His mom’s sisters family moved to the Normal area after the passing of the husband/dad and it was at the age of 8 that Frank met his cousin Clark and they immediately hit it off with their love of baseball. Dillon attended school in the local public education program and then attended Illinois State University in 1882. He became a right-handed thrower and a left-handed batter for the ISU Redbirds but primarily played in the outfield. He transferred to the University of Wisconsin where he played some football and became the second best pitcher on the baseball team. In 1894, he became their primary hurler and from there got some notice for professional baseball.
After the spring semester, he signed his first professional contract for the Peoria Distillers and played in 24 games and jumped to his hometown in Bloomington in 1895. Then he jumped around to Ottumwa and then Jacksonville. and back to Bloomington. By 1897, he was no longer a pitcher and was strictly an outfielder.
Things jumped to 1899 when he was purchased by the Pittsburgh Pirates on September 6 for $1500. He made his major league debut on September 8, 1899, and got two hits and scoring twice. He became a regular for the rest of the year. In the offseason, the team had a complete makeover of the roster and after five games in 1900, Dillon was released. He was signed a week later by the Detroit Tigers and hit .291 in 123 games.
He continued to play for them, however, in the offseason he came down with appendicitis and he came back only to be mired in a bad hitting slump. He got released and moved around to play for several teams with many of them in the minor leagues. It was in the California League that Dillon became a player-manager for Los Angeles. His team had a remarkable 133-78 record.
He played first base and continued to pinch hit for three more seasons. After the 1915 season, the club started looking for a new manager. Seeing the writing on the wall, Dillon retired in November. In nearly 2,200 minor league games he batted a respectable .295 with over 2,300 hits.

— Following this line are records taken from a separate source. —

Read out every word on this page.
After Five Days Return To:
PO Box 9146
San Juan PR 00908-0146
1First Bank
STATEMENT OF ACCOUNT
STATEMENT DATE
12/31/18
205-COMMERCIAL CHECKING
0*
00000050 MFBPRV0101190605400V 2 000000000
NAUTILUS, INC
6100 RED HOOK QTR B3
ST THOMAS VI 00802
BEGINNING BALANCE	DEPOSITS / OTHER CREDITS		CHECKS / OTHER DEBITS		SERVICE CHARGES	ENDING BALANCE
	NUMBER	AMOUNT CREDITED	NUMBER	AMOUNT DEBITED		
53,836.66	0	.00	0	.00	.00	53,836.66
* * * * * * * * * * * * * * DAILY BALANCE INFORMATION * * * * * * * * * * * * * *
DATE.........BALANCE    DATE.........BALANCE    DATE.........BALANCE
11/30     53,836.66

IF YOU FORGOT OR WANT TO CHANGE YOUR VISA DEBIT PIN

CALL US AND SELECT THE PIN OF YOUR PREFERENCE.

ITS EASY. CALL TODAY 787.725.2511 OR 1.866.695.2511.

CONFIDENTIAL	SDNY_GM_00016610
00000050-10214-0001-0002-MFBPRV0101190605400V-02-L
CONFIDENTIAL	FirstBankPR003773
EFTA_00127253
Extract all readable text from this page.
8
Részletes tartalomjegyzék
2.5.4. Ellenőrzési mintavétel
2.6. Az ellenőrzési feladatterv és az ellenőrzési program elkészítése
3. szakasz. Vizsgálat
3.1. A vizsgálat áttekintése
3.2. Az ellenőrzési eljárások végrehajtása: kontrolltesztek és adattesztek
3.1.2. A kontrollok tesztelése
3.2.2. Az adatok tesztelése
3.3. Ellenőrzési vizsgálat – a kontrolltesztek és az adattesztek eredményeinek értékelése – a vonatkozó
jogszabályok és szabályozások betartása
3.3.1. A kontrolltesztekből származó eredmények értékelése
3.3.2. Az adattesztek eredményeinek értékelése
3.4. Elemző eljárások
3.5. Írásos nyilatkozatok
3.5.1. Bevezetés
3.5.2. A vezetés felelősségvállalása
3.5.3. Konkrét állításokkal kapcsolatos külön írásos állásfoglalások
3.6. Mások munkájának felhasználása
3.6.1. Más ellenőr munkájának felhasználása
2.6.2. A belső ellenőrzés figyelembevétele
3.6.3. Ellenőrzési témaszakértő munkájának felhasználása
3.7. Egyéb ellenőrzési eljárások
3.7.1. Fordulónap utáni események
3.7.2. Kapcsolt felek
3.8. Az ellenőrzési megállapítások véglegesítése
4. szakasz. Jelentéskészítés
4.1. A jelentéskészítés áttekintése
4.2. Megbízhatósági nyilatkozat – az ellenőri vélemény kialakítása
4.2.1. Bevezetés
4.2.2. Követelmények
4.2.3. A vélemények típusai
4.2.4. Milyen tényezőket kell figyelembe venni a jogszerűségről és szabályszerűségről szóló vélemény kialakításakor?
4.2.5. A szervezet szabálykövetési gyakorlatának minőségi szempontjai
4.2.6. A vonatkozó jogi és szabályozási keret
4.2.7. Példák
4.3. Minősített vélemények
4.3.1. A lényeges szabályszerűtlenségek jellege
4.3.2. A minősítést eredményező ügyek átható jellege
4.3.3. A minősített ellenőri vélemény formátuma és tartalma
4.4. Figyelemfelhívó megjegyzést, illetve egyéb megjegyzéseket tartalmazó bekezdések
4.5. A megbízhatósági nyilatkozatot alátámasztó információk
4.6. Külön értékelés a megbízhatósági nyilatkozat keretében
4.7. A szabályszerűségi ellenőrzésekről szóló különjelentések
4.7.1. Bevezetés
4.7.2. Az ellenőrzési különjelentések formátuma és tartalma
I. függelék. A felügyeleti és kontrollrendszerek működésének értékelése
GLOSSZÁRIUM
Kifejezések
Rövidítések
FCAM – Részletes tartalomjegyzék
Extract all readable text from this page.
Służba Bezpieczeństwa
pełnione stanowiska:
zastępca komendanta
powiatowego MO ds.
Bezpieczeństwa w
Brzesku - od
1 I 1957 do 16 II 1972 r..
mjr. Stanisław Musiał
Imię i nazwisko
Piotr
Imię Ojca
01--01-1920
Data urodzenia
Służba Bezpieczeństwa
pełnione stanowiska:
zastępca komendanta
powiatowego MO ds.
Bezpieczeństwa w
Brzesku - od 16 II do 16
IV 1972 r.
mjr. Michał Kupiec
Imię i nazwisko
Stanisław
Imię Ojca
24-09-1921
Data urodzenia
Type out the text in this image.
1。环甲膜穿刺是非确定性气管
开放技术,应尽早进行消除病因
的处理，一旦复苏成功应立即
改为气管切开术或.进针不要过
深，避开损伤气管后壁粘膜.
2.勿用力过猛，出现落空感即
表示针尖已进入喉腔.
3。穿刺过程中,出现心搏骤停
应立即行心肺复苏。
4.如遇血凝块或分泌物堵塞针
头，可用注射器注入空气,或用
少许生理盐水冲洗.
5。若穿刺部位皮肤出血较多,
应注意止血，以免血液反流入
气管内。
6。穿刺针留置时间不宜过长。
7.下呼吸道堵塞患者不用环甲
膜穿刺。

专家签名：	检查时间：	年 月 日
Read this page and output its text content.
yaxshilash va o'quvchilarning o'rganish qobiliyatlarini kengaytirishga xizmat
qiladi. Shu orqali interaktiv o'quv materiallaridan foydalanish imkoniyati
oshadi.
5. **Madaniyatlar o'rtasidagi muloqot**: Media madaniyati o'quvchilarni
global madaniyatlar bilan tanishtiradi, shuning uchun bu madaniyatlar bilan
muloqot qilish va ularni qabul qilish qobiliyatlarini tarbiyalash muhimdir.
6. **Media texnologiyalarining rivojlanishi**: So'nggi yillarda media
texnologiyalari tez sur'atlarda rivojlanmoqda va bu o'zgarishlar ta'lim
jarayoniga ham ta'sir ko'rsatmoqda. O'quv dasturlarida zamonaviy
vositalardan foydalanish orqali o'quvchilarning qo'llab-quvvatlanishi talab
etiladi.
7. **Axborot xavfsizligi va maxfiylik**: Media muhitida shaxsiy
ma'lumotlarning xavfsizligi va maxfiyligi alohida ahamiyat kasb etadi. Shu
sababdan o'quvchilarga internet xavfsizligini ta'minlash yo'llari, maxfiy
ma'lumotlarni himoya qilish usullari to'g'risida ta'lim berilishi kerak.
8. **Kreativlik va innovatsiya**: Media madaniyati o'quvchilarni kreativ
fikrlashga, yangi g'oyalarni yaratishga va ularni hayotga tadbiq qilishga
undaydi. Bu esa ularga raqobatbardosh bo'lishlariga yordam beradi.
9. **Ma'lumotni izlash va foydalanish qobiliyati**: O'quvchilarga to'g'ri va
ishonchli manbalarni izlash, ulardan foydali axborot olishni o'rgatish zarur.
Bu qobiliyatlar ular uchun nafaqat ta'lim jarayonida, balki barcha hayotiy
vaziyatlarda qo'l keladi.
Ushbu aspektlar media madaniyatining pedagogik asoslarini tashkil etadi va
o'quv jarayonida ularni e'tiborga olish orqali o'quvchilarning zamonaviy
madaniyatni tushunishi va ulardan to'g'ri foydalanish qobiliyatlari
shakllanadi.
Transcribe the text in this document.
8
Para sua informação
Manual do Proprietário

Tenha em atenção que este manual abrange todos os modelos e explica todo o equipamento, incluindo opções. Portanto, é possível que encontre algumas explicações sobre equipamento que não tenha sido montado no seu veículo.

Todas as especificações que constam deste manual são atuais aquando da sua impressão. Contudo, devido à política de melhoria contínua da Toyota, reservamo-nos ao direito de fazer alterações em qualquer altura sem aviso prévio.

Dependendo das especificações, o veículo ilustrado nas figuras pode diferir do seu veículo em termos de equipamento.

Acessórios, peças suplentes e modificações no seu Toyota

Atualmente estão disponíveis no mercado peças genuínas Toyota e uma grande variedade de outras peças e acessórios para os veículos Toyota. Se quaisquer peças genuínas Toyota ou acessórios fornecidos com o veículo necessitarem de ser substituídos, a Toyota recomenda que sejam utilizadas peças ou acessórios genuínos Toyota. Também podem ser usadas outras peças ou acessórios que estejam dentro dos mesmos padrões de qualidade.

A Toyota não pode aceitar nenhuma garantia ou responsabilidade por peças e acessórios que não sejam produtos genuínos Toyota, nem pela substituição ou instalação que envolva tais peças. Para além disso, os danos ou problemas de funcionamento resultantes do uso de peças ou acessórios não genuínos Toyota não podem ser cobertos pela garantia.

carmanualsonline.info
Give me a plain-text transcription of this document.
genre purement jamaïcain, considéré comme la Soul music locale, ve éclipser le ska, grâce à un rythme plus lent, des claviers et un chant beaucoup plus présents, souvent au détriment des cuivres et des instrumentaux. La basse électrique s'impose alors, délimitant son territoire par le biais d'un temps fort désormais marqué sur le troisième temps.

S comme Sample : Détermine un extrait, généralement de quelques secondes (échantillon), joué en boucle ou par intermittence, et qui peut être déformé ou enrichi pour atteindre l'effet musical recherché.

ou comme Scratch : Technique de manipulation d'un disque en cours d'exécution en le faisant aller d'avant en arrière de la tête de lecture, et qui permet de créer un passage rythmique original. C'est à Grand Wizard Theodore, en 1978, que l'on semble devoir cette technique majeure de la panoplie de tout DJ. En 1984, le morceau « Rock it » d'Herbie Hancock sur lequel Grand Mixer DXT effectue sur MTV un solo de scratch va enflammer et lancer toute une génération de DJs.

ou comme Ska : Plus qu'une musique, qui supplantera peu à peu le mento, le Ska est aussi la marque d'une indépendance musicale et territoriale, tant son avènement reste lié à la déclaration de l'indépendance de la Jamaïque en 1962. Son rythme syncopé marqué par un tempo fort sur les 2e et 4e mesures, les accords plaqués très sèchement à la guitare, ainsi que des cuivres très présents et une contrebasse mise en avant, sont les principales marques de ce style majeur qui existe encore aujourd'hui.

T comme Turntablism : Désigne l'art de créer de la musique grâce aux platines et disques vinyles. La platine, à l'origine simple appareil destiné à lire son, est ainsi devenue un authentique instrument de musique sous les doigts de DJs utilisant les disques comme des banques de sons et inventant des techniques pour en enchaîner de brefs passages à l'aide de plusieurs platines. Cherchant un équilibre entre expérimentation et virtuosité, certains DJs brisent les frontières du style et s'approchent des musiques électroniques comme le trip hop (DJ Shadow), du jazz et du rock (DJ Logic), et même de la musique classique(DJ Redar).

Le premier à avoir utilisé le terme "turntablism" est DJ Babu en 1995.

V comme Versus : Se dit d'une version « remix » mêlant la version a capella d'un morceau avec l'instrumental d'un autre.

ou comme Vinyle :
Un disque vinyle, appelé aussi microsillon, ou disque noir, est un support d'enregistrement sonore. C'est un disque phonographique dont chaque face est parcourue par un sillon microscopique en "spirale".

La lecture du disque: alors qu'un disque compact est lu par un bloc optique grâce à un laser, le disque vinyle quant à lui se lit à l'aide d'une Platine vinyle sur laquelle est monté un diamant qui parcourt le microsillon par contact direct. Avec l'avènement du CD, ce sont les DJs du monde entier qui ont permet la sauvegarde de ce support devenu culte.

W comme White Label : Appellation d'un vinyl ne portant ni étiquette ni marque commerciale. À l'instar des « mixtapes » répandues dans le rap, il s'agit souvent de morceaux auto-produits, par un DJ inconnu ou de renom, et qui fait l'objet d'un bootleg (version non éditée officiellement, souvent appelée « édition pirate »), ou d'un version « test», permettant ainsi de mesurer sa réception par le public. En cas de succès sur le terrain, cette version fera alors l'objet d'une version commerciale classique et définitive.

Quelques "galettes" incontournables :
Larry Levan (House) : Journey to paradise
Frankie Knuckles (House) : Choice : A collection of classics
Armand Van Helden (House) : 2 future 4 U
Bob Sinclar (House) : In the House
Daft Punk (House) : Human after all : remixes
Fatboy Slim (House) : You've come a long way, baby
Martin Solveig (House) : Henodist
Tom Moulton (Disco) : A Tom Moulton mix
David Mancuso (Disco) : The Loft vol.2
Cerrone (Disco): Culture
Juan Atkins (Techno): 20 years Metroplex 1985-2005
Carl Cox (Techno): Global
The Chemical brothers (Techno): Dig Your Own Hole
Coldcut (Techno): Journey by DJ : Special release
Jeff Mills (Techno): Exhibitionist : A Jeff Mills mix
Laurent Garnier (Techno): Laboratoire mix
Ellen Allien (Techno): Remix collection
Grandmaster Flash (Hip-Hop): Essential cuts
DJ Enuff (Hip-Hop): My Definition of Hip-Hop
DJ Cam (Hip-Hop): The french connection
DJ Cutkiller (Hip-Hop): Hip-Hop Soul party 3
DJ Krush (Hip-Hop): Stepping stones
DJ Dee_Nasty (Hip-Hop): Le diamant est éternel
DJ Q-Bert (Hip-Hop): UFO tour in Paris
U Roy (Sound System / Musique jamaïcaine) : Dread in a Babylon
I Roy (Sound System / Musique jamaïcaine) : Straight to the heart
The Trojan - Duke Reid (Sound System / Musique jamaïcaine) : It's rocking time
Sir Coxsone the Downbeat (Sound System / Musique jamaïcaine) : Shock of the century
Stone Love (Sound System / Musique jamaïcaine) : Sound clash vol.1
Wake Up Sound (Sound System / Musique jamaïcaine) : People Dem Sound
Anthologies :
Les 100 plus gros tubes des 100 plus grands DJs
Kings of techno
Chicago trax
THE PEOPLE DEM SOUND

In 1889, Dillon married Blanche Ada Reitzell and they had no children. “Pop” became baseball coach at Occidental College after his major league retirement and then he bought an apple farm completely from the game of baseball. That is until 1924 when he became treasurer for the Association of Professional Ball Players of America. Dillon wrote a book titled, “How to Play Baseball and Inside Baseball.”
At the age of 57, he died on September 12, 1931, and is buried in Glendale, California.